I used the silicone strap to secure it to the handlebar, and this worked fine. Unfortunately, the fact that the front part is made of clear diffusing plastic, worked against me since it projected vertical light that hit my eyes. This is not a real problem if I am riding by day and I wear sunglasses; but if it is dark, it is very annoying.
So I moved it downward, on the head tube. The head tube on my bike was too wide for the silicone strap, so I mounted the VIOO CLIP light to a very wide and thick cable tie, making it feed through the space under the clip (don’t try to make the clip go over it because that’s how I broke my old VIOO CLIP). After putting some anti slip spacer (a piece of bike tube) directly on the head tube, I secured the tie on it.

Now it works very as I intended, without hitting the rider in the eyes. The only downside to this solution is that the light can’t be removed from the electric tie, you have to cut the tie and un-feed through it from the clip.
When I go for a run by foot I prefer not to clip things to my shoes (since this light will shine right at my eyes) and I tent to wear reflective straps with lights on my arm (they make me visible from all sides).

I have carried the VIOO CIP 300 many times with me as a signal light. I have not used it beside signalling light because as a serious flashaholic it has several limitations: limited output, only one mode, tint too cool for my taste. However, it can function as a flood or working light if you can clip it on your clothes or somewhere around (the hole inside the clip can be used to tie It to a lanyard). Take a look at the Beamshots: the beam for both LEDs is very smooth and gives some visibility within 3-4 meters. Given its compactness, ease of use and recharge, I recommend it to everyone as a signal light.

The only downside I can find in this light is that it is lacks of “reserve” levels. The light is quite regulated and, as you can see from the plots, it shuts down rather quickly after a stepdown that it is impossible to see the naked eye, especially if you are using it as a back light. I would have preferred to have a bigger reduction in the brightness after the stepdown, so I can understand that the battery is running low, and I need to recharge it, but still provide some brightness. On the road even 1 lumen is better than 0 lumens.
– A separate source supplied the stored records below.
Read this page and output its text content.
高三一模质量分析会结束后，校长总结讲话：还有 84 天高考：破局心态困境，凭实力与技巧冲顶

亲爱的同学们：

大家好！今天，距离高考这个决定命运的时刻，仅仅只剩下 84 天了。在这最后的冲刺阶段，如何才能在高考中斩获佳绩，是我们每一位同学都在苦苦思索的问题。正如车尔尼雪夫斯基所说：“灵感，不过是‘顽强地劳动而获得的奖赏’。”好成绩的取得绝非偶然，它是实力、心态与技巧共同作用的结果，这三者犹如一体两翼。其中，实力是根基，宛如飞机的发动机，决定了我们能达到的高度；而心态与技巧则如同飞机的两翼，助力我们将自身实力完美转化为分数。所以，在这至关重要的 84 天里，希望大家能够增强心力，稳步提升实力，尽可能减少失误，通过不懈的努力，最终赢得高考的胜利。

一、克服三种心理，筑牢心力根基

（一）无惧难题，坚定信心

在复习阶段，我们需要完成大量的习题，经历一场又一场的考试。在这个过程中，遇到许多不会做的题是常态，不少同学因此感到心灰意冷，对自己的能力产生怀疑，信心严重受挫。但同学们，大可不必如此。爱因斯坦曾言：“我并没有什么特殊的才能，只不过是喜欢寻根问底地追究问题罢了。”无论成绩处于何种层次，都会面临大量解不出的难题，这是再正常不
To improve this light, I would point out that it lacks of reflective elements. IMHO the whole part around the 2 main LEDS should be reflective, because it allows light from other vehicles and streetlamps to bounce back and makes us visible. Why do you need reflective elements when you have 2 LEDs:
a) it further improve your visibility, which is the main purpose of a light like this,
b) when the battery is empty,
c) when you forget to turn the light on (it happened to me during the day),
d) in case of a malfunction.

I’d also welcome a bigger version of this light, featuring the same LEDs and output and with a battery with higher capacity (remember that the light packs a 160mAh battery).

*Thanks to: *AntoLed for the camera advices and the luxmeter.